According to deputy Antonii Strandjev, head of the chief directorate for combating organised crime, 48 organised crime groups control the criminal underworld in Bulgaria. The gangs are involved largely in drug trafficking, especially cocaine. Bulgaria is a crucial connecting point on the drug routes linking Asia to Europe.
“Gangs like Zemun are active in Bulgaria purely out of business rationale,” investigative journalist and author of ‘Who Killed Zoran’ Milos Vasic told IPS. Vasic says that Serbian crime lords, such as those involved in the Jul. 11 shooting, are not hiding in Bulgaria. Instead, they go there to maintain the connections between Serbia and the trafficking routes to Turkey and further into Asia.
Philip Gounev, researcher on organised crime at the Centre for the Study of Democracy in Sofia, insists that “while organised crime is a problem in Bulgaria, it is not significantly more so than in other Balkan countries.”

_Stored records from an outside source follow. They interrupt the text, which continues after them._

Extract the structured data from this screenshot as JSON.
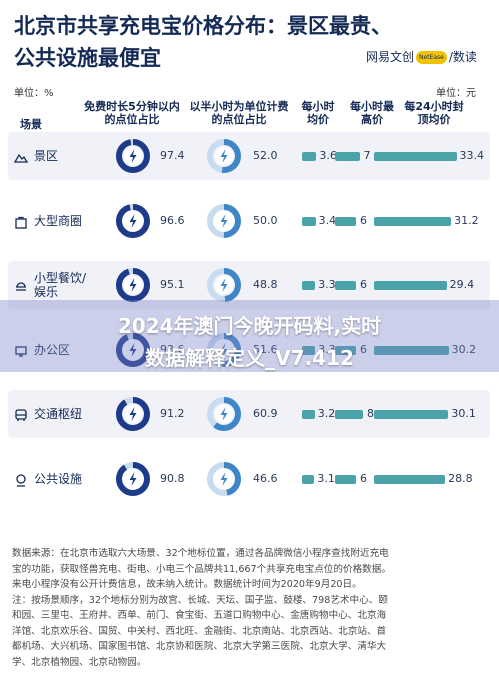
{
  "header": {
    "title_line1": "北京市共享充电宝价格分布：景区最贵、",
    "title_line2": "公共设施最便宜",
    "logo_text_left": "网易文创",
    "logo_badge": "NetEase",
    "logo_text_right": "/数读"
  },
  "units": {
    "left": "单位：%",
    "right": "单位：元"
  },
  "colors": {
    "navy": "#1e3b8a",
    "blue": "#3f86c9",
    "light_blue": "#c8dcef",
    "teal": "#4aa3a8",
    "teal_light": "#d7ebec",
    "title": "#142a55"
  },
  "chart_data": {
    "type": "table",
    "title": "北京市共享充电宝价格分布：景区最贵、公共设施最便宜",
    "columns": [
      "场景",
      "免费时长5分钟以内的点位占比",
      "以半小时为单位计费的点位占比",
      "每小时均价",
      "每小时最高价",
      "每24小时封顶均价"
    ],
    "column_units": [
      "",
      "%",
      "%",
      "元",
      "元",
      "元"
    ],
    "rows": [
      {
        "scene": "景区",
        "icon": "mountain-icon",
        "free5": 97.4,
        "half_hour": 52.0,
        "hour_avg": 3.6,
        "hour_max": 7,
        "cap24": 33.4
      },
      {
        "scene": "大型商圈",
        "icon": "shopping-bag-icon",
        "free5": 96.6,
        "half_hour": 50.0,
        "hour_avg": 3.4,
        "hour_max": 6,
        "cap24": 31.2
      },
      {
        "scene": "小型餐饮/娱乐",
        "icon": "dining-icon",
        "free5": 95.1,
        "half_hour": 48.8,
        "hour_avg": 3.3,
        "hour_max": 6,
        "cap24": 29.4
      },
      {
        "scene": "办公区",
        "icon": "office-icon",
        "free5": 93.6,
        "half_hour": 51.6,
        "hour_avg": 3.3,
        "hour_max": 6,
        "cap24": 30.2
      },
      {
        "scene": "交通枢纽",
        "icon": "bus-icon",
        "free5": 91.2,
        "half_hour": 60.9,
        "hour_avg": 3.2,
        "hour_max": 8,
        "cap24": 30.1
      },
      {
        "scene": "公共设施",
        "icon": "public-facility-icon",
        "free5": 90.8,
        "half_hour": 46.6,
        "hour_avg": 3.1,
        "hour_max": 6,
        "cap24": 28.8
      }
    ],
    "bar_max": {
      "hour_avg": 4,
      "hour_max": 8,
      "cap24": 34
    }
  },
  "footer": {
    "lines": [
      "数据来源：在北京市选取六大场景、32个地标位置，通过各品牌微信小程序查找附近充电",
      "宝的功能，获取怪兽充电、街电、小电三个品牌共11,667个共享充电宝点位的价格数据。",
      "来电小程序没有公开计费信息，故未纳入统计。数据统计时间为2020年9月20日。",
      "注：按场景顺序，32个地标分别为故宫、长城、天坛、国子监、鼓楼、798艺术中心、颐",
      "和园、三里屯、王府井、西单、前门、食宝街、五道口购物中心、金唐购物中心、北京海",
      "洋馆、北京欢乐谷、国贸、中关村、西北旺、金融街、北京南站、北京西站、北京站、首",
      "都机场、大兴机场、国家图书馆、北京协和医院、北京大学第三医院、北京大学、清华大",
      "学、北京植物园、北京动物园。"
    ]
  },
  "overlay": {
    "line1": "2024年澳门今晚开码料,实时",
    "line2": "数据解释定义_V7.412"
  }
}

Gounev explains that the most serious problem Bulgaria faces is “white collar criminality”, and not so much “traditional forms” of organised crime such as drug smuggling and arms trading. “Corrupt businessman influence the political system and distort the economic system by using corrupt state officials to win public procurement contracts, evade taxes, rig privatisation or concession processes, and use the state to undermine their competitors,” Gounev told IPS.
The analyst added that such businessmen became rich during the 1990s by busting sanctions against former Yugoslavia, especially through oil smuggling. Nowadays, they use the wealth acquired then in order to perpetuate their control over the decision-making processes in the country.
The connections between underworld gangsters and white collar criminals are complicated to trace, especially since many of the former drug and arms lords are turning legitimate, under increased pressure from the legislative system and state investigators.
“EU accession has forced many of these criminals to legalise their businesses,” Philip Gounev says. One example is that of Chimimport, currently the second largest publicly listed company, owned by former racketeers based in seaside city Varna.
Under pressure from the European Union and from its own citizens, the Bulgarian government is trying to take measures against high-level crime. In June 2007, the Bulgarian Prosecutors’ Office announced that it is currently investigating 15 leaders of organised crime groups. The European Commission has praised the efforts.
But Bulgaria is not necessarily moving any closer to winning the fight against organised crime. Over the past two months at least four high-profile businessmen linked to crime groups have been released by the Sofia city court to serve house arrest or undergo medical treatment.